Cobiçou o que não lhe pertencia (Is 14.13-14). O orgulho e a cobiça entraram no coração de Lúcifer, a ponto de igualar a um deus. Qualquer criatura quer seja visível ou invisível que se coloca no lugar de Deus, perde a comunhão com Ele e por fim recebe a condenação eterna.

A soberba de Lúcifer fez com que Deus expulsasse do Éden. Lúcifer querendo elevar-se acima do seu nível, foi precipitado à destruição: (Is 14.12, 15). Não se deixará de perceber aqui uma aplicação a Satanás que, ao se exaltar contra Deus, foi rebaixado até o inferno. Estrela da manhã, no hb. hêlel, “glorioso”, “luzente”, que alguns interpretam como nome próprio. “Lúcifer”, o assim considerado nome original do diabo.

Não só Lúcifer, mas muitos homens têm caído pelo orgulho e a cobiça; Deus abomina o pretensioso, mas exalta o humilde.

A queda de Lúcifer foi inevitável e conseqüente.

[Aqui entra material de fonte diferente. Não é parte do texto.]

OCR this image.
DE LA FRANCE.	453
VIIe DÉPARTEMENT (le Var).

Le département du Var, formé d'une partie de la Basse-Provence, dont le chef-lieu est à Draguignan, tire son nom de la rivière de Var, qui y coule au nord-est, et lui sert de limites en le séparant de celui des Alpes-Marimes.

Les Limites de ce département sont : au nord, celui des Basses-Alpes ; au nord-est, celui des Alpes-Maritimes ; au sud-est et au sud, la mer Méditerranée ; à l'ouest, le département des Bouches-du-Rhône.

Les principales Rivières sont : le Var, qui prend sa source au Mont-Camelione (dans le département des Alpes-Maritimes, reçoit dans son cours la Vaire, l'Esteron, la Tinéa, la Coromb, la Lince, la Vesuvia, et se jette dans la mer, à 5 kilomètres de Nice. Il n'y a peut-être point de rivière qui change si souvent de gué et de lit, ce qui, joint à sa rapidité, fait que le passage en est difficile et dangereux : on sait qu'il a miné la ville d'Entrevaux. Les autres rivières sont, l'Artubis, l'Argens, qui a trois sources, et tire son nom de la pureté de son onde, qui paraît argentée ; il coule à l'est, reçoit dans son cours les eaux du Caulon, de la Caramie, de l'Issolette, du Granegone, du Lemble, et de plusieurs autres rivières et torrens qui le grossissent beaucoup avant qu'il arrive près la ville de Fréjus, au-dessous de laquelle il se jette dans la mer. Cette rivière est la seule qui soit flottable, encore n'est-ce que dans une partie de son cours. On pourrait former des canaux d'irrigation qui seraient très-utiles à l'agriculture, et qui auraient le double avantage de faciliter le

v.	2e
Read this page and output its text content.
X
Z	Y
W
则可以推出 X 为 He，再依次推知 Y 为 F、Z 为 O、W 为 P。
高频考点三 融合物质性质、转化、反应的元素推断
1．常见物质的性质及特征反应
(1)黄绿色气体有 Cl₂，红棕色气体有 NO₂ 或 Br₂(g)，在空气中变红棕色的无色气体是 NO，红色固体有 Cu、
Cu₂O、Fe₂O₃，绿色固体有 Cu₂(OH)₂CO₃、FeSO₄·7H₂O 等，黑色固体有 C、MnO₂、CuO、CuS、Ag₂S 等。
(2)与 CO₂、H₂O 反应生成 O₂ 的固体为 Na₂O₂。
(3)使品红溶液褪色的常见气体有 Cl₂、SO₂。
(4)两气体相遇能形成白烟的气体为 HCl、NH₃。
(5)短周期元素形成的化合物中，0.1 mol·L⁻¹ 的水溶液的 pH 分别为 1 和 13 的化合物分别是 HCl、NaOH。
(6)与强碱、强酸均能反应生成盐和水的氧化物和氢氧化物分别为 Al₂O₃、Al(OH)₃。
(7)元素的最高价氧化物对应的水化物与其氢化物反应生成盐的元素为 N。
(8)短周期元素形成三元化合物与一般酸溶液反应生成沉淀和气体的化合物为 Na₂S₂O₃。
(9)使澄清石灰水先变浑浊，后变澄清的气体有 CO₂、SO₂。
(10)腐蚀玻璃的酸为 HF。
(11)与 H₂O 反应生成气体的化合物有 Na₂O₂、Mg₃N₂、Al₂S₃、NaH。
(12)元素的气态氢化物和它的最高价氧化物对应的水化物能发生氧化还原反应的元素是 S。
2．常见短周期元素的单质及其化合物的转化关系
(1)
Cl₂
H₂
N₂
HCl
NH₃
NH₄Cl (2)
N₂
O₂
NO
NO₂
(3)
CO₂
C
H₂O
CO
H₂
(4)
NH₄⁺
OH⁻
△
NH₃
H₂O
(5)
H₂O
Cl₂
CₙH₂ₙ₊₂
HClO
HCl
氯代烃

Sua avidez irrefreada de quere ser igual a Deus, aguçou o interesse de grande número se anjos que resolveu acompanhá-lo. Levou consigo a terça parte dos anjos: “Com a cauda ele arrastou do céu a terça parte das estrelas e a jogou sobre a terra. E houve guerra no céu: Miguel e os seus anjos batalhavam contra o dragão e os seus anjos. Mas não prevaleceram, nem mais o seu lugar achou nos céus. E foi precipitado o grande dragão, a antiga serpente, que se chama diabo e Satanás, que engana a todo mundo. Ele foi precipitado na terra, e os seus anjos foram lançados com ele” (Ap 12.4, 7-9).

Por esse ato pecaminoso contra o seu Criador, Lúcifer foi destituído de suas funções celestiais e condenado a execração eterna.

Lúcifer, ao exaltar seu trono nas mais altas nuvens, foi precipitado “na terra”, ou seja, foi lançado para baixo, perdendo o seu estado original de anjo de luz.
Satanás perdeu a glória e o paraíso que habitava. Agora Satanás ficou sem moradia e passou a viver no ar. (Ef 2.2), tornou-se o príncipe das trevas deste século nos lugares espirituais da maldade, nos lugares celestiais (Ef 6.12).
Nestas passagens bíblicas, foram mostrados que os motivos da queda foi: a ambição, a vaidade, o egoísmo, o descontentamento com aquilo que tinha e o desejo de ter tudo o que os outros tinham. Sem nenhuma dúvida, a causa da queda de Satanás foi também à causa da queda dos outros anjos maus.

O pecado não foi uma criação, mas uma originação. Veio à existência pela ajuda daquilo que já existia, a saber, personalidade e poder de livre arbítrio. Deus criou esse ser, não como diabo, mas como um anjo santo; este, porém originou o pecado por meio da desobediência, transformando-se assim no perverso diabo de hoje.

"Devemos, portanto, concluir que a causa da queda de Lúcifer e seus os anjos, foi a sua revolta deliberada e auto-determinada contra Deus. Foi a escolha de seus próprios interesses em vez de escolherem os interesses e a vontade de Deus."

 “Que o DEUS que CHAMA, CURA, CAPACITA, ENVIA E SUSTENTA nos abençoe e nos guarde para os seus propósitos hoje, amanhã e para sempre. AMÉM! AMÉM e AMÉM!!! – (Alfredopam)”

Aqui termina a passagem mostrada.